Easy to say, and hardest to do, but when viewers arrive, we need to entertain and provide immediate value. We need to make great content. To date, as I said at the top, we have failed as an industry to do this (Note: I am partly to blame. As the GM of FOX.com and then the head of original programming at AOL I have been responsible for the production of terabytes of original web videos — some good, a great many mediocre, but none building repeat audience).
There are a host of factors that have contributed to the problem — low budgets, short lead times, infinitesimal audience attention span and over commercialization forced by the industry’s desperation for ad dollars and instantaneous results — a self-fulfilling generator of poor quality. I have been in the meetings, and seen it all first-hand, and the biggest structural problem has been an endemic lack of focus and commitment to creative product.
What makes great content?
People and focus. Talented people executing great ideas that connect with audiences. Read Warren Littlefield’s oral history of Friends in this month’s Vanity Fair. It is all about talented people – from the show creators and writers, to the actors, to studio executives pushing and machinating to execute an idea that had been pitched around Hollywood by a number of different producers ad infinitum. But NBC and Bright/Kauffman/Crane made it a hit. What’s the primary difference between Battle Ground on Hulu and Veep on HBO?
Details. The actual creative execution of the concept.
Starting at the beginning of the creative/pitch process, established producers need to cut the crap, and the cheap tricks, and bring their A-level ideas, talents and (perhaps most importantly) focus to the digital game.
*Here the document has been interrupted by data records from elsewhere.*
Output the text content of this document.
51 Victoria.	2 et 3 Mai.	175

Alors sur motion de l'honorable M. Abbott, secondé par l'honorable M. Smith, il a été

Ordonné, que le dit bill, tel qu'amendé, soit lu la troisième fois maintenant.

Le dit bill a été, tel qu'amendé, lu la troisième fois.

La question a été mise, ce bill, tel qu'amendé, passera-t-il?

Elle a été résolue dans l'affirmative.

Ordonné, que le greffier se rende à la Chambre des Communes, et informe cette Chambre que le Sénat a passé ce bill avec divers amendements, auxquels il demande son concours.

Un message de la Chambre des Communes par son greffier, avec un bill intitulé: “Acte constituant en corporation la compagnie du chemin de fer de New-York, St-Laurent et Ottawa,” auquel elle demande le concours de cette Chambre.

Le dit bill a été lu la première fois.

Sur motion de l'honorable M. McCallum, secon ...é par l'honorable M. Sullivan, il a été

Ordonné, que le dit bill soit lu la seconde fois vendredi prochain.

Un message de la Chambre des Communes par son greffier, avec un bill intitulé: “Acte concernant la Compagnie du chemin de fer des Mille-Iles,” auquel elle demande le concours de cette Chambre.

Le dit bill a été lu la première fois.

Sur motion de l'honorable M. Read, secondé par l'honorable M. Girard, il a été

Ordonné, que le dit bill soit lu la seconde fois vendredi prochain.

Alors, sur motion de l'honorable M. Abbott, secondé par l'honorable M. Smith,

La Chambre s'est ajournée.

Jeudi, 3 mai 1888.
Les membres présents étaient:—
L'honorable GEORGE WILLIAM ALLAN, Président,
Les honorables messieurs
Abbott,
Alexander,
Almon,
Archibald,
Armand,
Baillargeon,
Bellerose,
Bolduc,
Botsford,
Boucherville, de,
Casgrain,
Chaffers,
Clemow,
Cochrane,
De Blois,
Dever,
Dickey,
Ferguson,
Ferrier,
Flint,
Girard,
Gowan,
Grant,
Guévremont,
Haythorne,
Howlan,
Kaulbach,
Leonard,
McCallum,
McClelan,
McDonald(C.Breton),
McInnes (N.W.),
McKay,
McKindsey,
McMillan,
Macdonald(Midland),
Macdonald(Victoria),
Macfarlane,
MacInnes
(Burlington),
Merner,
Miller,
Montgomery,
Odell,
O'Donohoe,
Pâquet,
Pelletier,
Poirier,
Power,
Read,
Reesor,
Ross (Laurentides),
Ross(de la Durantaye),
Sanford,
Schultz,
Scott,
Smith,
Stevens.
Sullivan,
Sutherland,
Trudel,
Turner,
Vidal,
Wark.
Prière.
Some are starting, but for too long, the web has been treated as a creative dumping ground, a home for regurgitated pitches that didn’t get bought by studios, networks and cable nets (and guess what kids, there’s generally a reason!), and producers have considered digital an ancillary business that naturally doesn’t get as much of their time and focus compared to higher paying TV and film projects. But, there’s a wave of new digital native creators coming who don’t differentiate between viewing platforms, and they are going to eat your lunch if you don’t wake-up.
Digital distributors and networks (Netflix, Hulu, AOL, Yahoo!, Amazon) — anyone buying original programming — need to hire creative executives, people with the right instincts, taste and knowledge of their intended audiences to help shape, improve and market programming. There is a reason these jobs exist at television networks, production companies and studios — great creative executives, like book editors, make content better by both pushing and protecting creators, providing audience insight and enabling great work.
Look at the careers of David Nevins at Showtime (and Imagine), Sheila Nevins at HBO (no relation), Kevin Reilly at FOX and FX, and you will see the rise in popularity and hit-making capabilities of those networks – and to a person they and their staffs have provided one very important thing:
Runway. Whether driven by the breakneck pace engendered by the dotcom “ship and scale” mentality, or the immediate and fickle expectations of The Street or advertisers, the digital content industry has never understood or embraced the basic idea that creative endeavors need the time, space and money to develop. Coming up with the right concept, writing the great script, CASTING the right talent, hiring the most appropriate director — all take trial, error, revision, time and money. Oh, and keep the advertisers out of it until it’s done and ready for them. Consensus is no way to produce anything actually creative.
Step 3, product.
We need to make it easy for people to come back to content they like. This is our biggest challenge, given the byzantine and organic structure of the Internet and services and consumer expectations we have created on top of it. We need to look at ways of solving this as both distributors as well as producers, considering everything from navigation and usability, marketing tactics, technology and platform functionality, and even the form and format of the content. Once the fish bites, we need to set the hook.